Charles picked at the dirt floor with a finger, not meeting their eyes. "When I was about three years old," he said, "there was a birthday party for my mother. Friends, family and neighbours were invited, and because there were a number of children present, my parents had arranged for an entertainer. He was dressed as a clown, complete with white face, red nose and painted smile, but as well as doing the usual ridiculous things with pies and water to make us laugh, he also performed magic tricks. Towards the end of his act he asked for a volunteer and my mother was chosen, presumably by prior arrangement. And he made her disappear. A basic trick with a screen, I realise now, but I was only three and to see my mother vanish was simply….. terrifying. I screamed and screamed. I was inconsolable; even when my mother came back to comfort me, I could not be calmed. Eventually I had to be put to bed." He swallowed. "Later that night, I heard my father saying how embarrassed he had been when I made a scene in front of everyone."

"Oh, Charles," said Margaret.

Charles glanced around the cellar uneasily as if he expected a grinning, painted face to emerge from the gloom. "Ever since that day, the sight of a clown – even a picture of one - has made me break out in a cold sweat. Occasionally I have dreams about them chasing me down an alley at night and I'm ……." He stopped and looked up at them, blinking. "However, clowns are not something one often comes across unexpectedly, and certainly not in a war zone in South Korea, so I am probably safe for the foreseeable future." He smiled that little gone-before-you-see-it smile they had seen before in moments of discomfort and wiped the dirt from his hands.

"You know, if we work things out carefully, we could come up with a perfect plan for the future," said Margaret. "Hawkeye can take my kids to the fireworks, you can play hide-and-seek with his, and I'll be at the circus with yours. It's a perfect arrangement."

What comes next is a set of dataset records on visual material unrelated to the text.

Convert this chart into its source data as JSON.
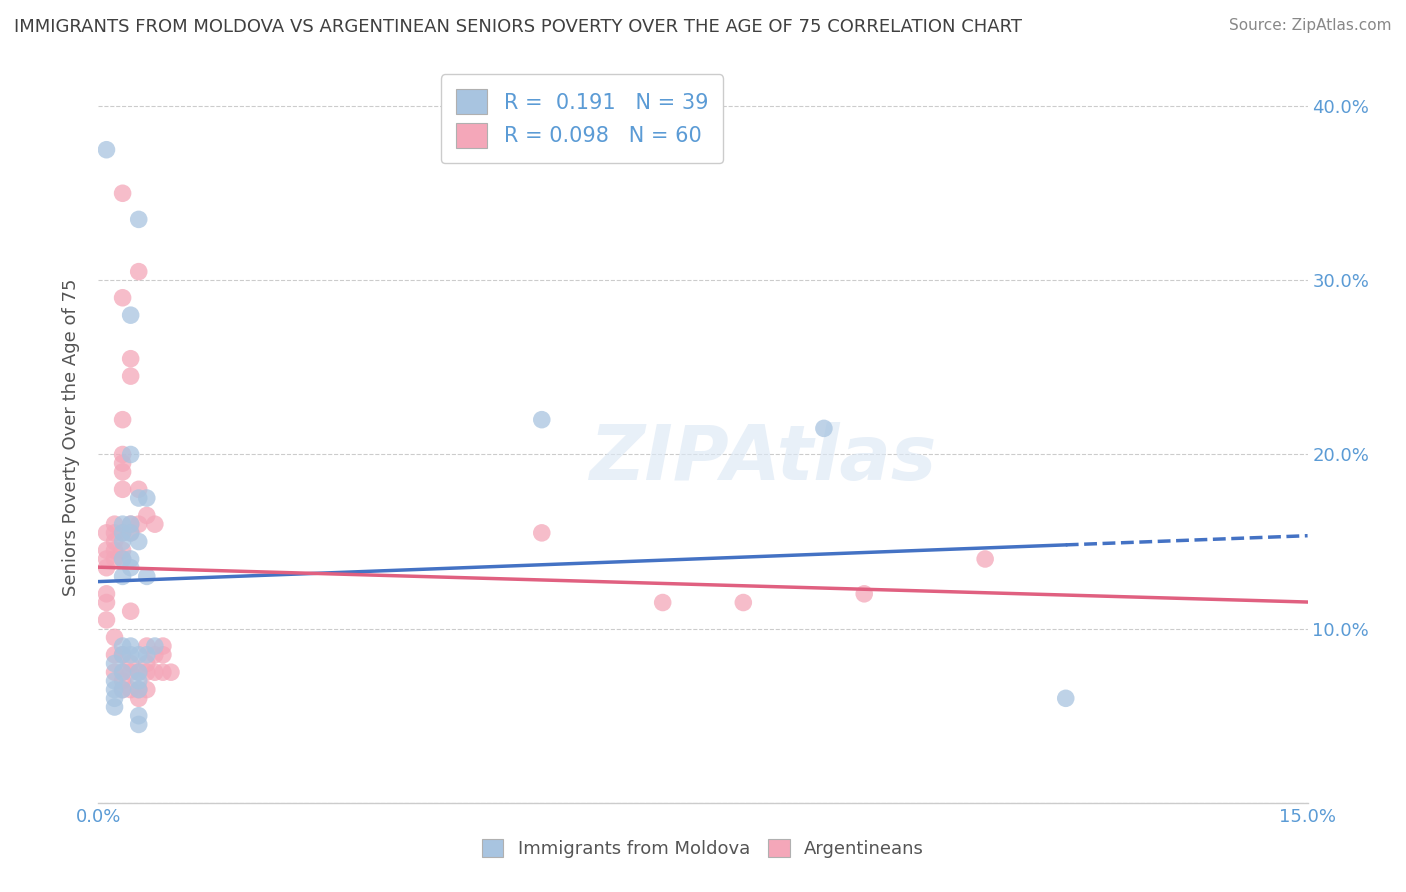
{
  "title": "IMMIGRANTS FROM MOLDOVA VS ARGENTINEAN SENIORS POVERTY OVER THE AGE OF 75 CORRELATION CHART",
  "source": "Source: ZipAtlas.com",
  "ylabel": "Seniors Poverty Over the Age of 75",
  "xlabel_blue": "Immigrants from Moldova",
  "xlabel_pink": "Argentineans",
  "xlim": [
    0.0,
    0.15
  ],
  "ylim": [
    0.0,
    0.42
  ],
  "xticks": [
    0.0,
    0.03,
    0.06,
    0.09,
    0.12,
    0.15
  ],
  "yticks": [
    0.0,
    0.1,
    0.2,
    0.3,
    0.4
  ],
  "blue_R": 0.191,
  "blue_N": 39,
  "pink_R": 0.098,
  "pink_N": 60,
  "blue_color": "#a8c4e0",
  "pink_color": "#f4a7b9",
  "blue_line_color": "#4472c4",
  "pink_line_color": "#e06080",
  "blue_scatter": [
    [
      0.001,
      0.375
    ],
    [
      0.002,
      0.08
    ],
    [
      0.002,
      0.07
    ],
    [
      0.002,
      0.065
    ],
    [
      0.002,
      0.06
    ],
    [
      0.002,
      0.055
    ],
    [
      0.003,
      0.16
    ],
    [
      0.003,
      0.155
    ],
    [
      0.003,
      0.15
    ],
    [
      0.003,
      0.14
    ],
    [
      0.003,
      0.13
    ],
    [
      0.003,
      0.09
    ],
    [
      0.003,
      0.085
    ],
    [
      0.003,
      0.075
    ],
    [
      0.003,
      0.065
    ],
    [
      0.004,
      0.28
    ],
    [
      0.004,
      0.2
    ],
    [
      0.004,
      0.16
    ],
    [
      0.004,
      0.155
    ],
    [
      0.004,
      0.14
    ],
    [
      0.004,
      0.135
    ],
    [
      0.004,
      0.09
    ],
    [
      0.004,
      0.085
    ],
    [
      0.005,
      0.335
    ],
    [
      0.005,
      0.175
    ],
    [
      0.005,
      0.15
    ],
    [
      0.005,
      0.085
    ],
    [
      0.005,
      0.075
    ],
    [
      0.005,
      0.07
    ],
    [
      0.005,
      0.065
    ],
    [
      0.005,
      0.05
    ],
    [
      0.005,
      0.045
    ],
    [
      0.006,
      0.175
    ],
    [
      0.006,
      0.13
    ],
    [
      0.006,
      0.085
    ],
    [
      0.007,
      0.09
    ],
    [
      0.055,
      0.22
    ],
    [
      0.09,
      0.215
    ],
    [
      0.12,
      0.06
    ]
  ],
  "pink_scatter": [
    [
      0.001,
      0.155
    ],
    [
      0.001,
      0.145
    ],
    [
      0.001,
      0.14
    ],
    [
      0.001,
      0.135
    ],
    [
      0.001,
      0.12
    ],
    [
      0.001,
      0.115
    ],
    [
      0.001,
      0.105
    ],
    [
      0.002,
      0.16
    ],
    [
      0.002,
      0.155
    ],
    [
      0.002,
      0.15
    ],
    [
      0.002,
      0.145
    ],
    [
      0.002,
      0.14
    ],
    [
      0.002,
      0.095
    ],
    [
      0.002,
      0.085
    ],
    [
      0.002,
      0.075
    ],
    [
      0.003,
      0.35
    ],
    [
      0.003,
      0.29
    ],
    [
      0.003,
      0.22
    ],
    [
      0.003,
      0.2
    ],
    [
      0.003,
      0.195
    ],
    [
      0.003,
      0.19
    ],
    [
      0.003,
      0.18
    ],
    [
      0.003,
      0.155
    ],
    [
      0.003,
      0.145
    ],
    [
      0.003,
      0.14
    ],
    [
      0.003,
      0.085
    ],
    [
      0.003,
      0.075
    ],
    [
      0.003,
      0.07
    ],
    [
      0.003,
      0.065
    ],
    [
      0.004,
      0.255
    ],
    [
      0.004,
      0.245
    ],
    [
      0.004,
      0.16
    ],
    [
      0.004,
      0.155
    ],
    [
      0.004,
      0.11
    ],
    [
      0.004,
      0.08
    ],
    [
      0.004,
      0.075
    ],
    [
      0.004,
      0.065
    ],
    [
      0.005,
      0.305
    ],
    [
      0.005,
      0.18
    ],
    [
      0.005,
      0.16
    ],
    [
      0.005,
      0.075
    ],
    [
      0.005,
      0.065
    ],
    [
      0.005,
      0.06
    ],
    [
      0.006,
      0.165
    ],
    [
      0.006,
      0.09
    ],
    [
      0.006,
      0.08
    ],
    [
      0.006,
      0.075
    ],
    [
      0.006,
      0.065
    ],
    [
      0.007,
      0.16
    ],
    [
      0.007,
      0.085
    ],
    [
      0.007,
      0.075
    ],
    [
      0.008,
      0.09
    ],
    [
      0.008,
      0.085
    ],
    [
      0.008,
      0.075
    ],
    [
      0.009,
      0.075
    ],
    [
      0.055,
      0.155
    ],
    [
      0.07,
      0.115
    ],
    [
      0.08,
      0.115
    ],
    [
      0.095,
      0.12
    ],
    [
      0.11,
      0.14
    ]
  ],
  "watermark": "ZIPAtlas",
  "background_color": "#ffffff",
  "grid_color": "#cccccc",
  "tick_color": "#5b9bd5",
  "label_color": "#555555",
  "title_color": "#404040",
  "source_color": "#888888"
}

"I don't think I could cope with more than one Pierce at a time," said Charles, slightly alarmed at the thought of three or four miniature Hawkeyes running rings around him, leaping out at each other from dark hiding places and plotting together to play ever more inventive and outrageous tricks on other kids.

"No really, Charles, I can see you as a sort of indulgent uncle figure."

"What, you mean beaming benevolently as the local youths destroy my rosebeds with their ball games?"

She smiled at the mental picture. "No, I just think as you mellow in your old age, you might.…"

"Pardon me, Margaret - old age?"

"Well, not old old, just – oh, help me out here, Hawkeye!" she laughed.

Hawkeye didn't respond. He was staring off into the darkness, absently picking at a fingernail, his face blank.

"Hawkeye?" Margaret realised that rather than distracting him, their conversation had passed him by completely. Guilty that she hadn't been paying him more attention, and suddenly frightened, she shook his shoulder and called him again and at last he turned to look at her, his face still distant. "Have you heard anything we've said?" she asked.

"Yeah, sure," he said vaguely. "Sure….um, clowns."

"Hawkeye," said Charles softly. "What's happening?"

For a moment Hawkeye didn't answer, but just as Charles was about to ask again he said, almost to himself, "It's like trying to hold back a flood, and there's this cold black stuff leaking through, trickling into my head. I can feel it." He rubbed his eyes. "God, I'm so tired. It would be so easy to just let it come, you know?"

He looked from Charles to Margaret. "Do you think this is what it feels like to lose your mind?" he said.